Amazon $AMZN jumped 13% after beating Q3 earnings expectations.
EPS hit $1.95 vs $1.57 expected, revenue reached $180.2B.
AWS grew 20.2% to $33B, strongest pace since 2022.
Capital spending forecast raised to $125B for 2025.
Layoffs and AI expansion continue under CEO Andy Jassy.
Amazon shares jumped 13% after posting stronger-than-expected third-quarter results. Investors cheered the rebound in its cloud business, AWS, and solid revenue guidance.
Amazon.com, Inc., AMZN
The company reported adjusted earnings of $1.95 per share, crushing the $1.57 consensus. Total revenue reached $180.2 billion, beating Wall Street’s $177.8 billion estimate.
AWS revenue climbed 20.2% year over year to $33 billion, topping the $32.5 billion projection. CEO Andy Jassy said AWS is “growing at a pace we haven’t seen since 2022.”
Jassy highlighted robust demand for AI infrastructure and core cloud services. He noted Amazon added 3.8 gigawatts of new capacity over the past 12 months.
Amazon also opened its $11 billion Project Rainier data center, designed for Anthropic’s AI models. The company’s AI tools, including Bedrock and Q, are seeing growing adoption from enterprise clients.
Amazon raised its full-year capital expenditure forecast to $125 billion, up from earlier estimates of $118 billion. CFO Brian Olsavsky said spending could rise further in 2026 to support data center expansion.
Despite ramping up AI investment, Amazon continues cost-cutting measures elsewhere. The company announced plans to cut 14,000 corporate jobs to speed decision-making and reduce bureaucracy.
Core online sales rose 10% in the quarter, boosted by July’s Prime Day event. Advertising revenue grew to $17.7 billion, exceeding forecasts of $17.3 billion.

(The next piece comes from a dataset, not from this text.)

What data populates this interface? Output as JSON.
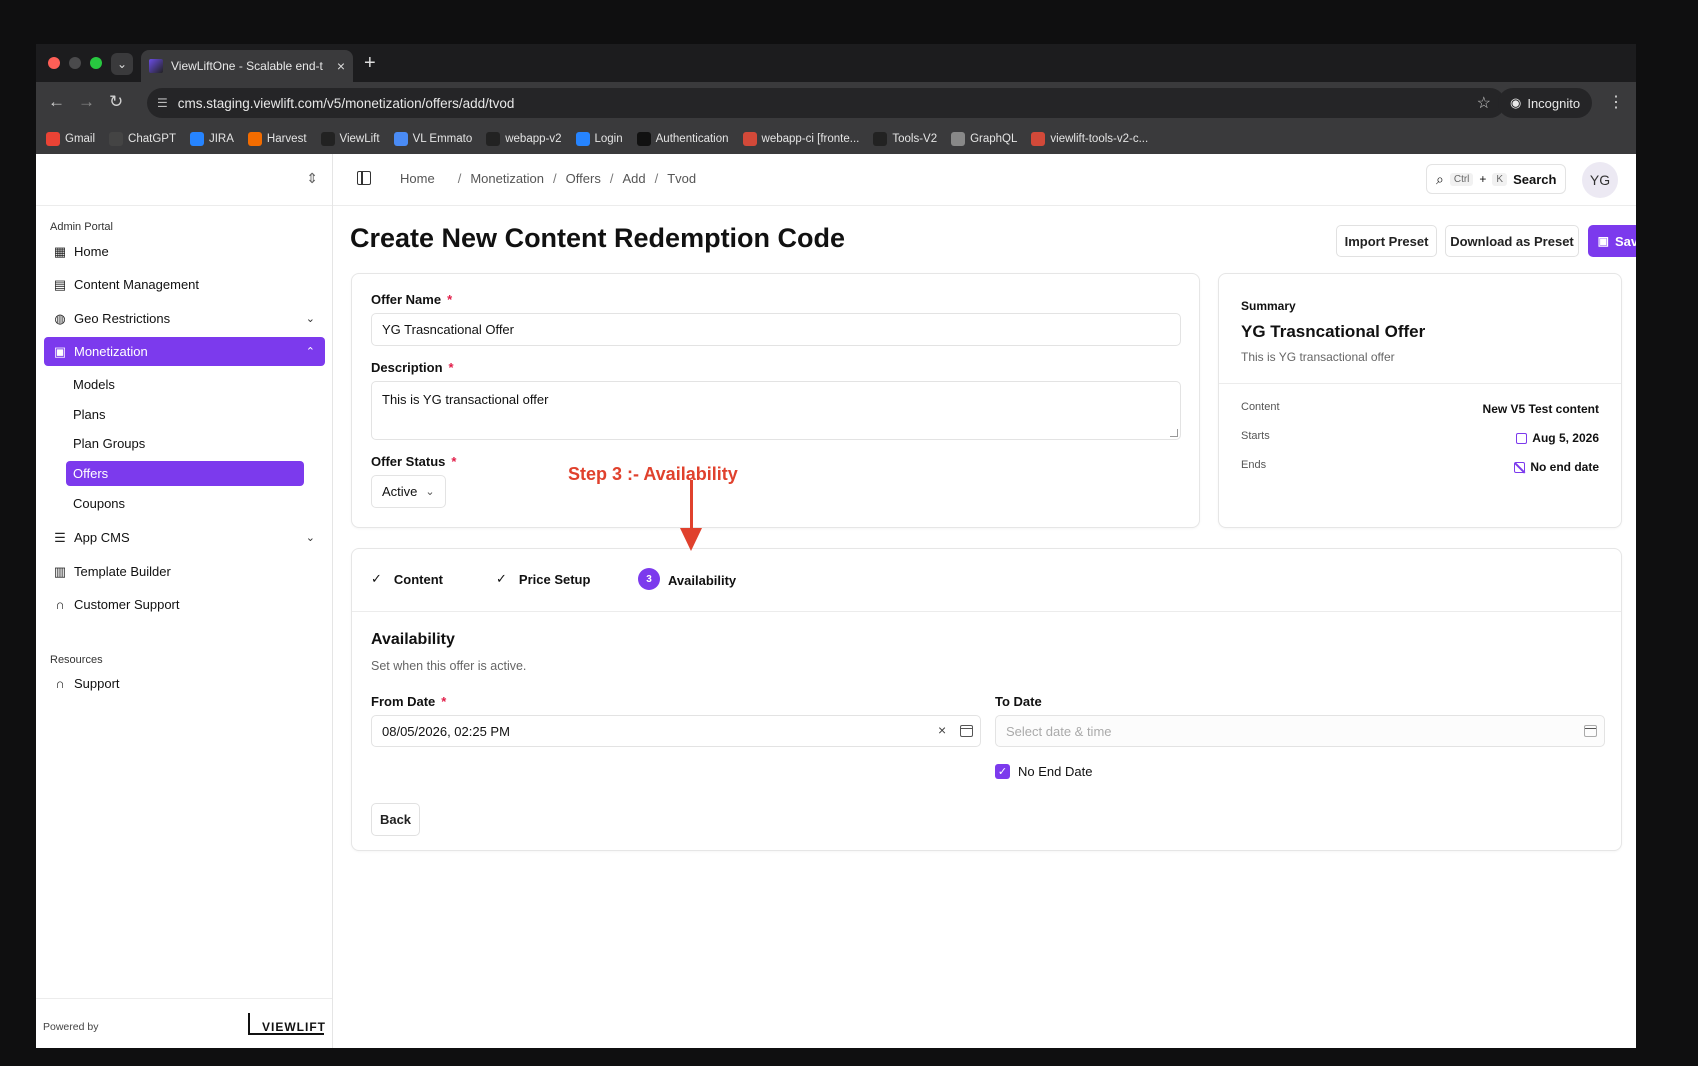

Amazon’s shopping chatbot, Rufus, now serves over 250 million customers. The company said 60% of users are more likely to complete a purchase after using the tool.
UBS analyst Stephen Ju lifted his price target on Amazon to $279 from $271, maintaining a Buy rating. He expects upside across e-commerce, cloud, and satellite ventures.
Ju said AWS’s momentum could carry into 2026 as new capacity comes online. Still, he noted customer spending trails Microsoft Azure and Google Cloud heading into year-end.
For Q4, Amazon guided revenue between $206 billion and $213 billion, ahead of the $208 billion average estimate. Operating income is projected at $21–$26 billion.
Shares are up just 2% year-to-date but gained more than 13% in after-hours trading following the earnings release.